In the real world, Livescribe created the SmartPen. This regular-looking pen comes with special paper. At the bottom of the paper, tap the word ‘Record’ with the pen’s tip. Next, write and speak at the same time. Solving a math problem? Utter your thinking process. Interviewing an AUSG candidate? Take brief notes and let her talk all she wants. Finally, tap the stop symbol at the bottom of the paper.

The SmartPen allows you to tap onto any word you’ve written and listen to the playback of what you were saying at the time of writing that word. What’s more, with its embedded camera, it lets you upload the notes and recordings onto your computer. On your screen, click on whatever note you want to revive, and watch as it gets animated before you. Magic.
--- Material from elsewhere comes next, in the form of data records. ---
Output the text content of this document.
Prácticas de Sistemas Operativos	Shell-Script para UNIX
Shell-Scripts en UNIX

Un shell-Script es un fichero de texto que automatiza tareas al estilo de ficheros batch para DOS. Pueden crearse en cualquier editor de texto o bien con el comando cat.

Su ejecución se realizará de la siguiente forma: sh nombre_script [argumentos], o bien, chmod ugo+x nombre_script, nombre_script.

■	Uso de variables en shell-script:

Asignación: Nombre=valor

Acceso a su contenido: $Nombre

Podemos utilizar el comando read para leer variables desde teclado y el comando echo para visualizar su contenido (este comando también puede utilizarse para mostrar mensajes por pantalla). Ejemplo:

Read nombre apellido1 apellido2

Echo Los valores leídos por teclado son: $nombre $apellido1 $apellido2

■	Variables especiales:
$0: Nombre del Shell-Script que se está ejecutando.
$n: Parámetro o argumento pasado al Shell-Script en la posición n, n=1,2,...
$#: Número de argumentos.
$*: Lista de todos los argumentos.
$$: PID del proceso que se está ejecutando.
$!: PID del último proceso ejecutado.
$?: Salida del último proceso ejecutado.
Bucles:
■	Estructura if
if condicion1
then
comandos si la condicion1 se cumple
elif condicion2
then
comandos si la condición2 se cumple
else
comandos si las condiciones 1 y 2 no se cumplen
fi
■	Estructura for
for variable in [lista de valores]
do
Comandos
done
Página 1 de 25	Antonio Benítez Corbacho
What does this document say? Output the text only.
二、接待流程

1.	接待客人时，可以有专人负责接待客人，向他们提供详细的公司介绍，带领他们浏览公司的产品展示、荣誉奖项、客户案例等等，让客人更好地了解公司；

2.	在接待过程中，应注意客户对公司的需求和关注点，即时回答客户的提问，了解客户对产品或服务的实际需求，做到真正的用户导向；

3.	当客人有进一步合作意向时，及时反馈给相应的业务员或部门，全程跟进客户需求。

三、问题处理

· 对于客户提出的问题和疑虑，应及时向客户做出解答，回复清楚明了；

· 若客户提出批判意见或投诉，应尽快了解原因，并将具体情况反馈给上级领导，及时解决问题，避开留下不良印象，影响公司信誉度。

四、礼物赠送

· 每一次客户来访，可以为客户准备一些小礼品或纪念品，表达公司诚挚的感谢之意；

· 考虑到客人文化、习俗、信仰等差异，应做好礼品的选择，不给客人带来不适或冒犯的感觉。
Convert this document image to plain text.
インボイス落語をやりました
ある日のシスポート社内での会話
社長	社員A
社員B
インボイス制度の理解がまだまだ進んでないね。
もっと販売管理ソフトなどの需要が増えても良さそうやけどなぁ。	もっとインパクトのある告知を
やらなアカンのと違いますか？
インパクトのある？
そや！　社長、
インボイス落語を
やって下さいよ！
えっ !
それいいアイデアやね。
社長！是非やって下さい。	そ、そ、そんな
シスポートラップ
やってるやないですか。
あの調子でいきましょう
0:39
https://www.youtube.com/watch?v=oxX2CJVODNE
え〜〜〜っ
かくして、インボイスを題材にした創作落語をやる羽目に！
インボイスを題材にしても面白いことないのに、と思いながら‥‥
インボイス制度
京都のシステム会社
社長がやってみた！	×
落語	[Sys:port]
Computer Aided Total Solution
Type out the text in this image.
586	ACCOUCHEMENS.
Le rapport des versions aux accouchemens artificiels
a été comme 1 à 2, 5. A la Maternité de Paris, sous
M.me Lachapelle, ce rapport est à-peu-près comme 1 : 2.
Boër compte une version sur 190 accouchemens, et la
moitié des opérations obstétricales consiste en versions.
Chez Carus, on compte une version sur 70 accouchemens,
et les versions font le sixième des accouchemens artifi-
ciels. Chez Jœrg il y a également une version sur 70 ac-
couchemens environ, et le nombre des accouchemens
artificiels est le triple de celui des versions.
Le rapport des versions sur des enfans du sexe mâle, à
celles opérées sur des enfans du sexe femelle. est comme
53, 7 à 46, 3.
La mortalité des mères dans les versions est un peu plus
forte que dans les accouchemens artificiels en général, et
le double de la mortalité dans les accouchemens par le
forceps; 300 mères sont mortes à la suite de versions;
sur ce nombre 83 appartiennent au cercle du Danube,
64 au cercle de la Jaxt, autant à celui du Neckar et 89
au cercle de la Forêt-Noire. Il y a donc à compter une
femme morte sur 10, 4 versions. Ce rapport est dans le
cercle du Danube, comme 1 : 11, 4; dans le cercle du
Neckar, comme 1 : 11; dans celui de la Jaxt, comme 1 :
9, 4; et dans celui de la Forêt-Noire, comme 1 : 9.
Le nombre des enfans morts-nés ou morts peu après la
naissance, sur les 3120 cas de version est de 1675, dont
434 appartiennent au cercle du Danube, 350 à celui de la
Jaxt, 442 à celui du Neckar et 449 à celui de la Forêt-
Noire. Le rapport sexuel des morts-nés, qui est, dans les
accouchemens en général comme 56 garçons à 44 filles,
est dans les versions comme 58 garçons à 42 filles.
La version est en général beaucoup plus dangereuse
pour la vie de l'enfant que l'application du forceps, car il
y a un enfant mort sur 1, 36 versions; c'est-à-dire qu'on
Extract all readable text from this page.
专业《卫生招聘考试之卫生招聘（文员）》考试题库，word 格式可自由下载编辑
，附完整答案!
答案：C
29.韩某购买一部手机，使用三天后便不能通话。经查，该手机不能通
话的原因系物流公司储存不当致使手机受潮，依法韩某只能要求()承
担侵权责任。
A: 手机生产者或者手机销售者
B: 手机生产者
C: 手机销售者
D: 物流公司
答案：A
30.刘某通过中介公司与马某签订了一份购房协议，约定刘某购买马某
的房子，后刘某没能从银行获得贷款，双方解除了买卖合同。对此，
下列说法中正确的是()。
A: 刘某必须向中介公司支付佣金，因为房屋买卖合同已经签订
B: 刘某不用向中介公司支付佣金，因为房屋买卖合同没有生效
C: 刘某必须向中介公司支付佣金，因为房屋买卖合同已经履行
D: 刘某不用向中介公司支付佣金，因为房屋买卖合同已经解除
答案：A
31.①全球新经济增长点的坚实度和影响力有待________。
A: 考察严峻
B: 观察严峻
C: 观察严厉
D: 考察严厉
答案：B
The SmartPen is your memory storage outside your brain. It combines the archaic necessity of penning our thoughts—I’m thinking caves and walls—with the utility of audio tracing. Used right, it’ll help you take less vigorous notes, that are backed by the storage of exactly what you were thinking, rather than the elaborate coding I find in my notebooks long after I forget my meaning. From my Anthro class:

key distinguishes joking manner not from serious manner
secondary text needs to be framed as not misconceived as the primary text and cause butt offence

I no longer recall what I meant by ‘butt.’

The New York Times tells us, “A growing number of schools across the nation are embracing the iPad as the latest tool to teach Kafka in multimedia, history through “Jeopardy”-like games and math with step-by-step animation of complex problems.” (http://www.nytimes.com/2011/01/05/education/05tablets.html)
Stanford professor, Larry Cuban however points out: “There is very little evidence that kids learn more, faster or better by using these machines.”


Tablets are novel because they are multi-functional. Being multi-functional is also what makes them forces of distributed focus.

Since the iPad can do things your brain can’t (like access the web), it sometimes feels like your own brain is not doing the doing. But in education, no tricks or artifice should replace a learner’s mental work-out.

There’s also a cognitive distance when we use a not-there keyboard  that somehow the pen in your fingers does not engender. Perhaps our traditional form of note-taking has been hard-wired into us evolutionarily.

So why not keep the $750 per iPad and invest instead in things like the SmartPen? It blends the agility of new, clever gadgets with the promise of old habits.